13.07.2026 Klima Verbraucherinfos

⸺ Heizungswartung

Warum 18 Grad im Sommer keine gute Idee sind

Endlich ist die Klimaanlage installiert – und die erste Reaktion vieler ist dieselbe: Temperatur runter, so kalt wie möglich. Verständlich bei 35 Grad draußen, aber leider keine gute Idee. Weder für den Geldbeutel noch für die Gesundheit. Wie die Klimaanlage wirklich sinnvoll eingestellt wird, verrät dieser Beitrag.

Der Temperatursprung, den der Körper nicht mag

Der menschliche Kreislauf reagiert empfindlich auf große Temperaturunterschiede. Ein Sprung von 35 Grad draußen auf 18 Grad drinnen bedeutet für den Körper eine Umstellung von 17 Grad in wenigen Sekunden – das kann Kreislaufprobleme, verspannte Nacken- und Schultermuskulatur oder Kopfschmerzen begünstigen. Empfohlen wird meist eine Differenz von maximal 6 Grad zwischen Innen- und Außentemperatur. Bei 32 Grad draußen wären das also rund 26 Grad drinnen – immer noch angenehm kühl, aber ohne Kälteschock beim Verlassen des Raumes.

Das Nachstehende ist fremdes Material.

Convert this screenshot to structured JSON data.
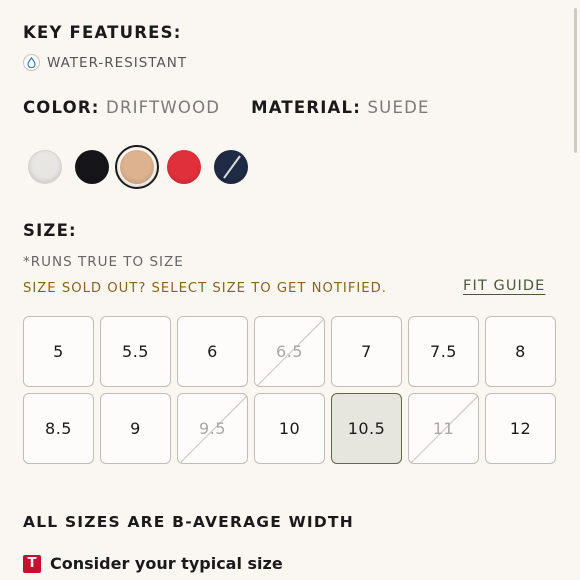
{
  "key_features": {
    "title": "KEY FEATURES:",
    "items": [
      {
        "label": "WATER-RESISTANT",
        "icon": "water-drop-icon"
      }
    ]
  },
  "color": {
    "label": "COLOR:",
    "value": "DRIFTWOOD"
  },
  "material": {
    "label": "MATERIAL:",
    "value": "SUEDE"
  },
  "swatches": [
    {
      "name": "light-grey",
      "color": "#e8e6e3",
      "selected": false
    },
    {
      "name": "black",
      "color": "#16161a",
      "selected": false
    },
    {
      "name": "driftwood",
      "color": "#dcb28f",
      "selected": true
    },
    {
      "name": "red",
      "color": "#e0303b",
      "selected": false
    },
    {
      "name": "navy",
      "color": "#1f2a44",
      "selected": false
    }
  ],
  "size": {
    "title": "SIZE:",
    "note": "*RUNS TRUE TO SIZE",
    "sold_out_note": "SIZE SOLD OUT? SELECT SIZE TO GET NOTIFIED.",
    "fit_guide": "FIT GUIDE",
    "options": [
      {
        "label": "5",
        "sold_out": false,
        "selected": false
      },
      {
        "label": "5.5",
        "sold_out": false,
        "selected": false
      },
      {
        "label": "6",
        "sold_out": false,
        "selected": false
      },
      {
        "label": "6.5",
        "sold_out": true,
        "selected": false
      },
      {
        "label": "7",
        "sold_out": false,
        "selected": false
      },
      {
        "label": "7.5",
        "sold_out": false,
        "selected": false
      },
      {
        "label": "8",
        "sold_out": false,
        "selected": false
      },
      {
        "label": "8.5",
        "sold_out": false,
        "selected": false
      },
      {
        "label": "9",
        "sold_out": false,
        "selected": false
      },
      {
        "label": "9.5",
        "sold_out": true,
        "selected": false
      },
      {
        "label": "10",
        "sold_out": false,
        "selected": false
      },
      {
        "label": "10.5",
        "sold_out": false,
        "selected": true
      },
      {
        "label": "11",
        "sold_out": true,
        "selected": false
      },
      {
        "label": "12",
        "sold_out": false,
        "selected": false
      }
    ]
  },
  "width_note": "ALL SIZES ARE B-AVERAGE WIDTH",
  "tip": {
    "badge": "T",
    "text": "Consider your typical size"
  }
}
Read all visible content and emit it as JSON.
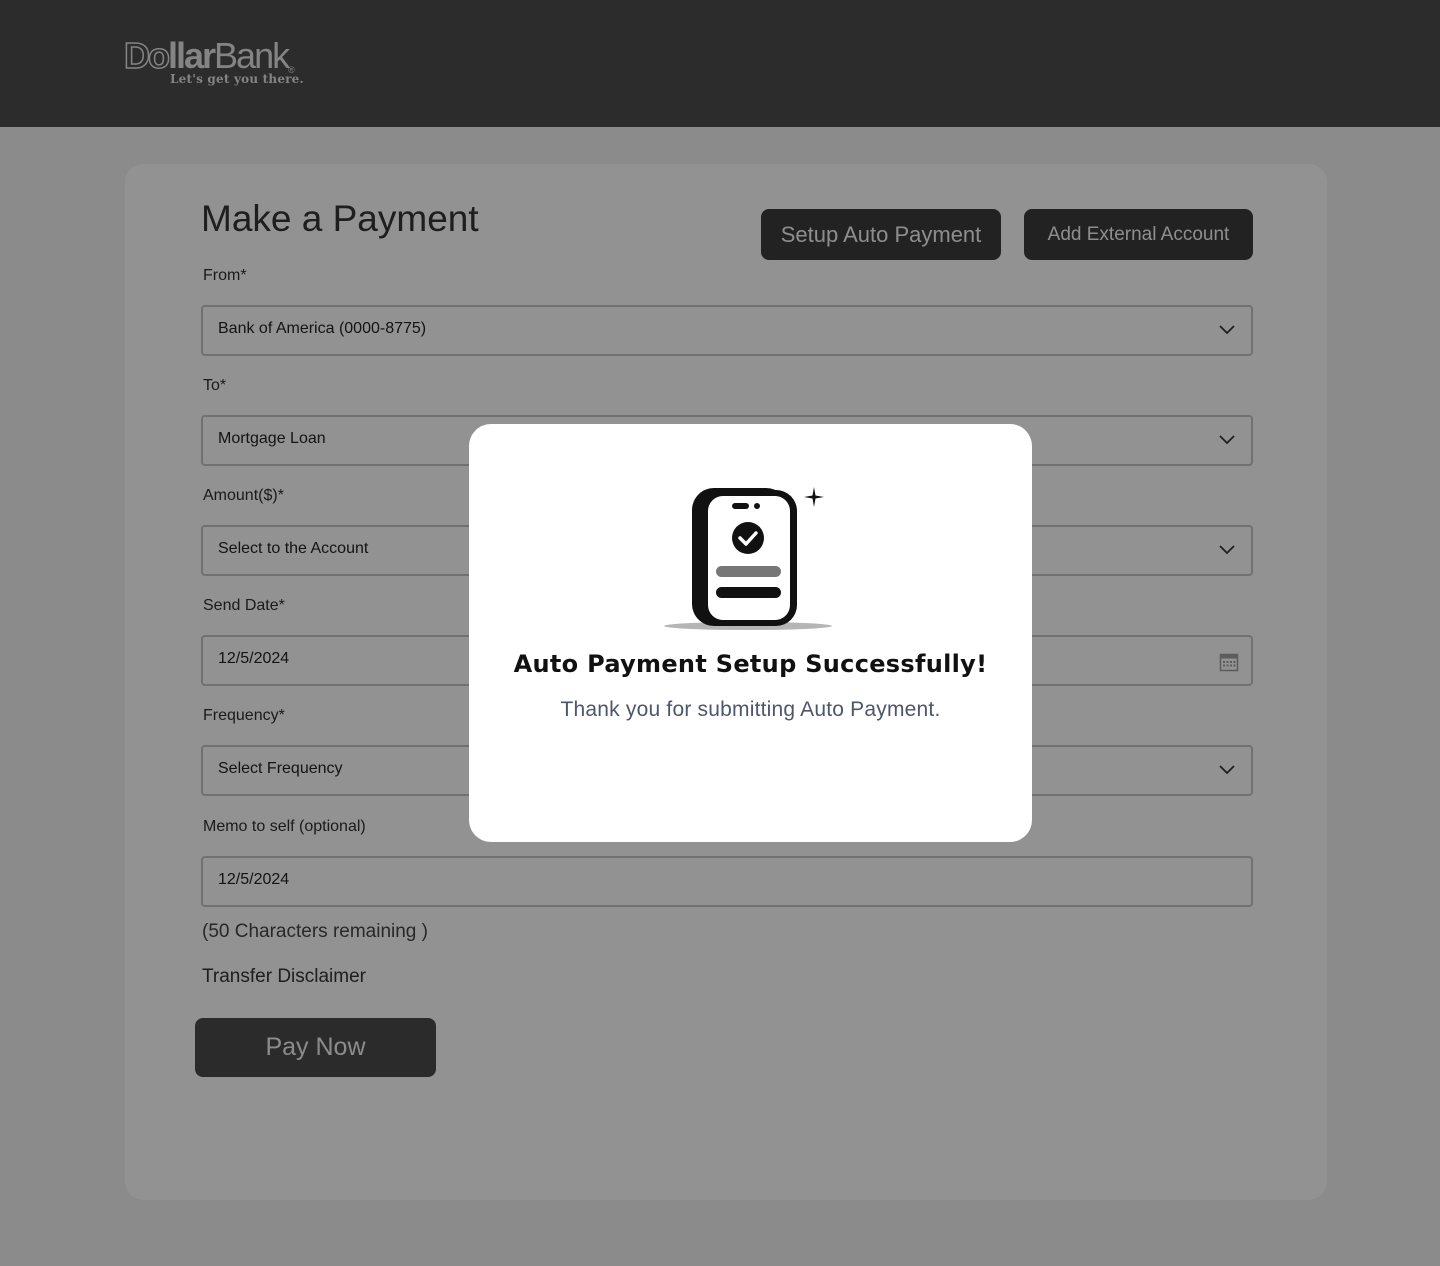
{
  "header": {
    "logo_text": {
      "part1": "Do",
      "part2": "llar",
      "part3": "Bank",
      "registered": "®"
    },
    "tagline": "Let's get you there."
  },
  "page": {
    "title": "Make a Payment",
    "setup_auto_payment_label": "Setup Auto Payment",
    "add_external_account_label": "Add External Account"
  },
  "form": {
    "from": {
      "label": "From*",
      "value": "Bank of America (0000-8775)"
    },
    "to": {
      "label": "To*",
      "value": "Mortgage Loan"
    },
    "amount": {
      "label": "Amount($)*",
      "value": "Select to the Account"
    },
    "send_date": {
      "label": "Send Date*",
      "value": "12/5/2024"
    },
    "frequency": {
      "label": "Frequency*",
      "value": "Select Frequency"
    },
    "memo": {
      "label": "Memo to self (optional)",
      "value": "12/5/2024"
    },
    "chars_remaining": "(50 Characters remaining )",
    "disclaimer": "Transfer Disclaimer",
    "pay_now_label": "Pay Now"
  },
  "modal": {
    "title": "Auto Payment Setup Successfully!",
    "message": "Thank you for submitting Auto Payment.",
    "illustration_icon": "phone-check-icon"
  },
  "colors": {
    "header_bg": "#4a4a4a",
    "button_dark": "#3a3a3a",
    "overlay": "rgba(0,0,0,0.40)",
    "modal_bg": "#ffffff",
    "modal_text": "#4e566b"
  }
}
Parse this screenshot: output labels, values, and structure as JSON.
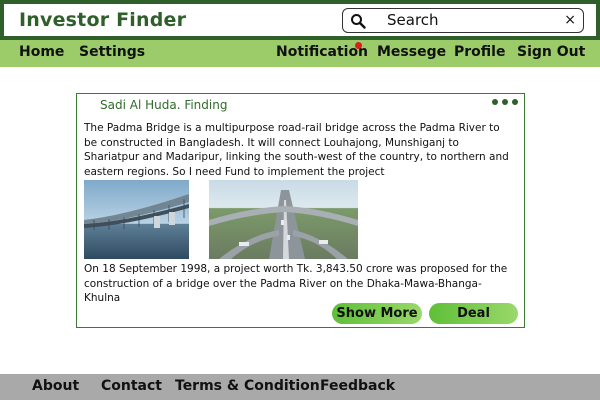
{
  "header": {
    "app_title": "Investor Finder",
    "search": {
      "text": "Search",
      "clear_symbol": "×"
    }
  },
  "nav": {
    "home": "Home",
    "settings": "Settings",
    "notification": "Notification",
    "message": "Messege",
    "profile": "Profile",
    "sign_out": "Sign Out"
  },
  "post": {
    "author": "Sadi Al Huda. Finding",
    "description": "The Padma Bridge is a multipurpose road-rail bridge across the Padma River to be constructed in Bangladesh. It will connect Louhajong, Munshiganj to Shariatpur and Madaripur, linking the south-west of the country, to northern and eastern regions. So I need Fund to implement the project",
    "note": "On 18 September 1998, a project worth Tk. 3,843.50 crore was proposed for the construction of a bridge over the Padma River on the Dhaka-Mawa-Bhanga-Khulna",
    "show_more_label": "Show More",
    "deal_label": "Deal"
  },
  "footer": {
    "about": "About",
    "contact": "Contact",
    "terms": "Terms & Condition",
    "feedback": "Feedback"
  },
  "colors": {
    "brand_green": "#2f5f2a",
    "nav_green": "#9ccb6a",
    "button_green": "#5fbf38",
    "notification_dot": "#d81e1e",
    "footer_gray": "#a9a9a9"
  }
}
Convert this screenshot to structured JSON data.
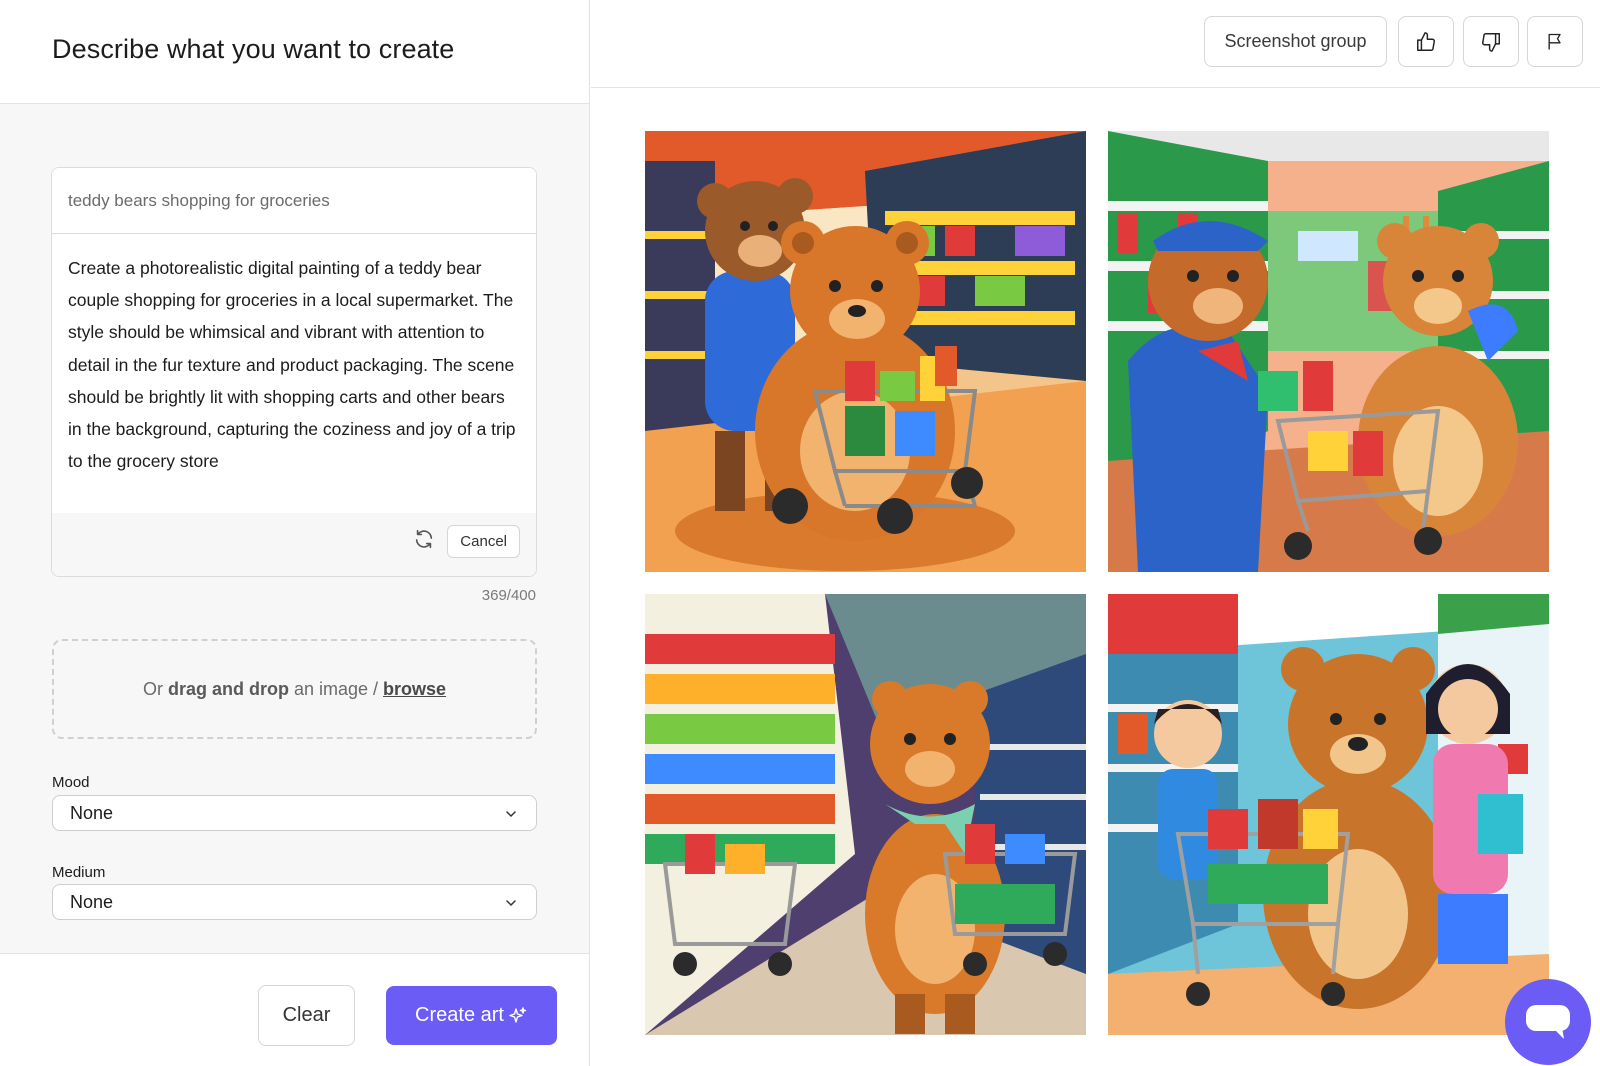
{
  "header": {
    "title": "Describe what you want to create"
  },
  "prompt": {
    "input_value": "teddy bears shopping for groceries",
    "enhanced_text": "Create a photorealistic digital painting of a teddy bear couple shopping for groceries in a local supermarket. The style should be whimsical and vibrant with attention to detail in the fur texture and product packaging. The scene should be brightly lit with shopping carts and other bears in the background, capturing the coziness and joy of a trip to the grocery store",
    "refresh_icon": "refresh-icon",
    "cancel_label": "Cancel",
    "char_count": "369/400"
  },
  "dropzone": {
    "prefix": "Or ",
    "bold": "drag and drop",
    "middle": " an image / ",
    "link": "browse"
  },
  "mood": {
    "label": "Mood",
    "value": "None"
  },
  "medium": {
    "label": "Medium",
    "value": "None"
  },
  "actions": {
    "clear_label": "Clear",
    "create_label": "Create art",
    "create_icon": "sparkle-icon"
  },
  "topbar": {
    "screenshot_group_label": "Screenshot group",
    "thumbs_up_icon": "thumbs-up-icon",
    "thumbs_down_icon": "thumbs-down-icon",
    "flag_icon": "flag-icon"
  },
  "gallery": {
    "images": [
      {
        "name": "teddy bear couple with shopping cart"
      },
      {
        "name": "bear cashier and bear with cart"
      },
      {
        "name": "bear with scarf pushing cart in aisle"
      },
      {
        "name": "bear with two children and cart"
      }
    ]
  },
  "colors": {
    "accent": "#6b5cf6"
  },
  "chat": {
    "icon": "chat-icon"
  }
}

Was jedes Grad weniger wirklich kostet

Je größer die Temperaturdifferenz zwischen drinnen und draußen, desto mehr muss die Klimaanlage arbeiten – und desto mehr Strom verbraucht sie. Als grobe Faustregel gilt: Jedes Grad, um das die Solltemperatur gesenkt wird, erhöht den Energieverbrauch um etwa 6–8 %. Wer also von 26 auf 20 Grad herunterkühlt, kann den Stromverbrauch der Anlage nahezu verdoppeln – für einen Temperaturunterschied, den der Körper ohnehin kaum als angenehmer empfindet.

Effizienzklasse und Betriebsweise entscheiden mit

Neben der eingestellten Temperatur spielt auch die Effizienz des Geräts eine große Rolle. Moderne Klimageräte werden nach EU-Energielabel in Klassen von A+++ bis D eingestuft, angegeben über den SEER-Wert (Seasonal Energy Efficiency Ratio) für die Kühlung. Ein Gerät mit SEER 8,5 benötigt für dieselbe Kühlleistung deutlich weniger Strom als eines mit SEER 5. Zusätzlich hilft es, die Anlage nicht dauerhaft durchlaufen zu lassen, sondern mit Timer- oder Sensorsteuerung nur dann zu betreiben, wenn tatsächlich jemand im Raum ist.

Praktische Einstelltipps für den Alltag

  • Faustregel nutzen: Maximal 6 Grad kühler als draußen einstellen.
  • Nachts anders fahren: Etwas höhere Solltemperatur nachts reicht meist aus und spart zusätzlich Energie.
  • Türen und Fenster schließen: Klingt banal, ist aber der größte Effizienzfaktor – jede offene Tür lässt die Kühlleistung buchstäblich entweichen.
  • Filter regelmäßig reinigen: Ein verschmutzter Filter zwingt das Gerät zu mehr Leistung bei gleicher Kühlwirkung.

Fazit: Eine Klimaanlage ist kein Kühlschrank – sie muss den Raum nicht auf Rekordtemperaturen bringen, um angenehm zu wirken. Mit einer moderaten Temperaturdifferenz von rund 6 Grad, einer guten Effizienzklasse und ein paar einfachen Gewohnheiten lässt sich spürbar Energie sparen, ohne auf Komfort zu verzichten.